If the model predictions are insensitive to variation in a parameter value in a submodel or to using different formulations for the submodel, there is no reason to fund research to improve the submodels.

Research to improve these models is funded, and published; so one might suspect varying the values of these parameters might well affect GCM model predictions.

What’s the precision uncertainty these days?

Of course, the values I have provided are crude estimates, and in any case, apply only to the GISS II model. Models have evolved, and one might ask the current level of precision for individual runs, or better, for ensembles of runs that might now be used to extrapolate into the future.

Unfortunately, I have no idea what that answer might be. In his post at Real Climate, Gavin Schmidt states:

Nowadays we would use an ensemble of runs with slightly perturbed initial conditions (usually a different ocean state) in order to average over ‘weather noise’ and extract the ‘forced’ signal. In the absence of an ensemble, this forced signal will be clearest in the long term trend.

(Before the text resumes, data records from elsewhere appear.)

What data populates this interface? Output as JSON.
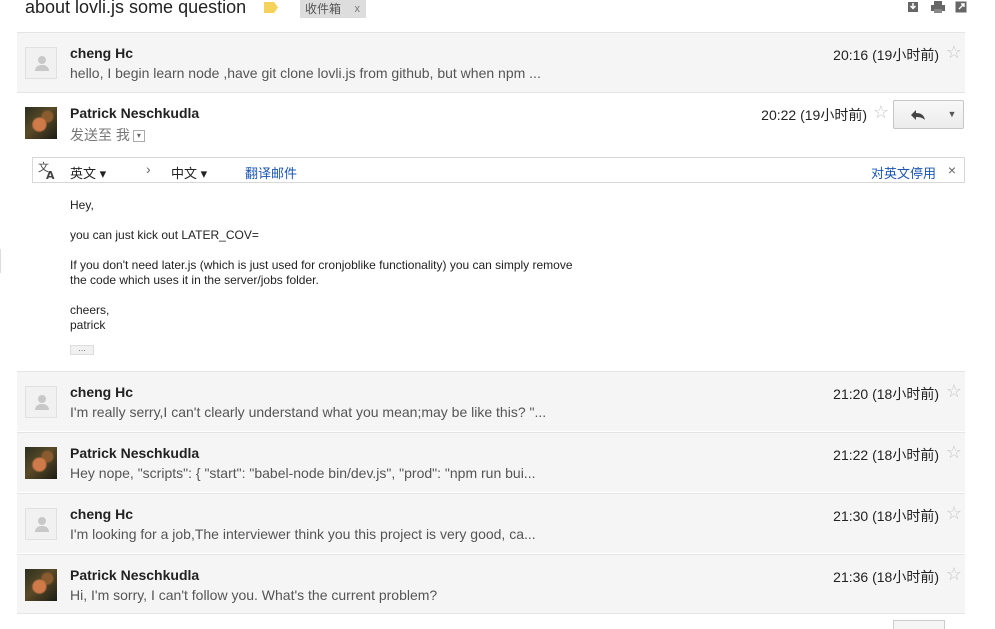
{
  "header": {
    "subject": "about lovli.js some question",
    "label_tag_color": "#f5d35a",
    "inbox_label": "收件箱",
    "inbox_remove": "x",
    "icons": [
      "download-icon",
      "print-icon",
      "new-window-icon"
    ]
  },
  "thread": [
    {
      "sender": "cheng Hc",
      "avatar": "default",
      "time": "20:16 (19小时前)",
      "snippet": "hello, I begin learn node ,have git clone lovli.js from github, but when npm ..."
    },
    {
      "sender": "Patrick Neschkudla",
      "avatar": "photo",
      "time": "20:22 (19小时前)",
      "sent_to": "发送至 我",
      "expanded": true
    },
    {
      "sender": "cheng Hc",
      "avatar": "default",
      "time": "21:20 (18小时前)",
      "snippet": "I'm really serry,I can't clearly understand what you mean;may be like this? \"..."
    },
    {
      "sender": "Patrick Neschkudla",
      "avatar": "photo",
      "time": "21:22 (18小时前)",
      "snippet": "Hey nope, \"scripts\": { \"start\": \"babel-node bin/dev.js\", \"prod\": \"npm run bui..."
    },
    {
      "sender": "cheng Hc",
      "avatar": "default",
      "time": "21:30 (18小时前)",
      "snippet": "I'm looking for a job,The interviewer think you this project is very good, ca..."
    },
    {
      "sender": "Patrick Neschkudla",
      "avatar": "photo",
      "time": "21:36 (18小时前)",
      "snippet": "Hi, I'm sorry, I can't follow you. What's the current problem?"
    }
  ],
  "translate": {
    "source_lang": "英文",
    "target_lang": "中文",
    "translate_link": "翻译邮件",
    "stop_link": "对英文停用",
    "close": "×"
  },
  "body": {
    "greeting": "Hey,",
    "line1": "you can just kick out LATER_COV=",
    "line2a": "If you don't need later.js (which is just used for cronjoblike functionality) you can simply remove",
    "line2b": "the code which uses it in the server/jobs folder.",
    "closing1": "cheers,",
    "closing2": "patrick",
    "ellipsis": "..."
  }
}
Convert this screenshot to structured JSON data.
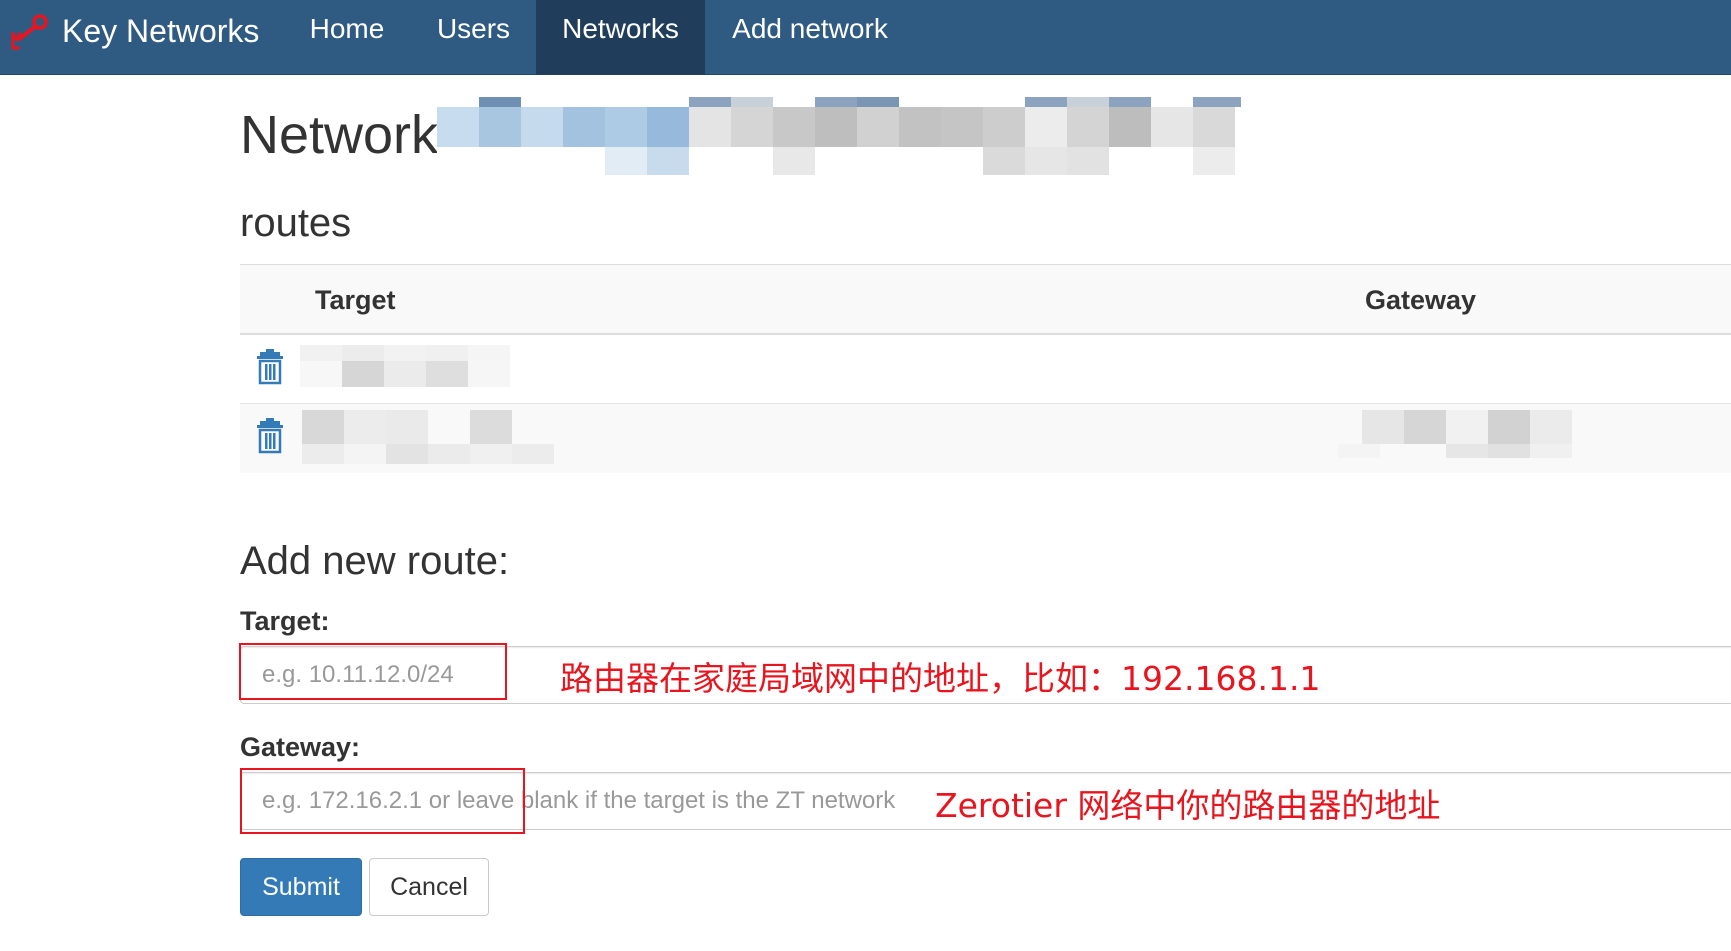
{
  "navbar": {
    "brand": "Key Networks",
    "items": [
      {
        "label": "Home",
        "active": false
      },
      {
        "label": "Users",
        "active": false
      },
      {
        "label": "Networks",
        "active": true
      },
      {
        "label": "Add network",
        "active": false
      }
    ],
    "background": "#2f5a82",
    "active_background": "#203e5b"
  },
  "page": {
    "title": "Network",
    "title_suffix_redacted": true,
    "routes_heading": "routes"
  },
  "routes_table": {
    "columns": [
      "Target",
      "Gateway"
    ],
    "rows": [
      {
        "delete_icon": "trash-icon",
        "target_redacted": true,
        "gateway_redacted": false
      },
      {
        "delete_icon": "trash-icon",
        "target_redacted": true,
        "gateway_redacted": true
      }
    ]
  },
  "form": {
    "heading": "Add new route:",
    "target_label": "Target:",
    "target_placeholder": "e.g. 10.11.12.0/24",
    "target_value": "",
    "gateway_label": "Gateway:",
    "gateway_placeholder": "e.g. 172.16.2.1 or leave blank if the target is the ZT network",
    "gateway_value": "",
    "submit_label": "Submit",
    "cancel_label": "Cancel"
  },
  "annotations": {
    "target_note": "路由器在家庭局域网中的地址，比如：192.168.1.1",
    "gateway_note": "Zerotier 网络中你的路由器的地址",
    "color": "#e8141e"
  },
  "colors": {
    "primary": "#337ab7",
    "icon_blue": "#337ab7"
  }
}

If ensemble runs are available, modelers would, presumably, routinely calculate and report both the mean and a 1-σ precision uncertainty for predictions from any set of ensemble runs. It is rather standard to report both so, presumably, the information exists.

I’ve only just begun looking at climate change data, so, I haven’t looked for this information. Not having looked, I naturally haven’t found it. If anyone knows where it might be, I’d sure be interested.

In the meantime, the only information I’ve run across tells me: The precision uncertainty of one single run is no better than 0.08K when predicting values roughly 20 years in the future.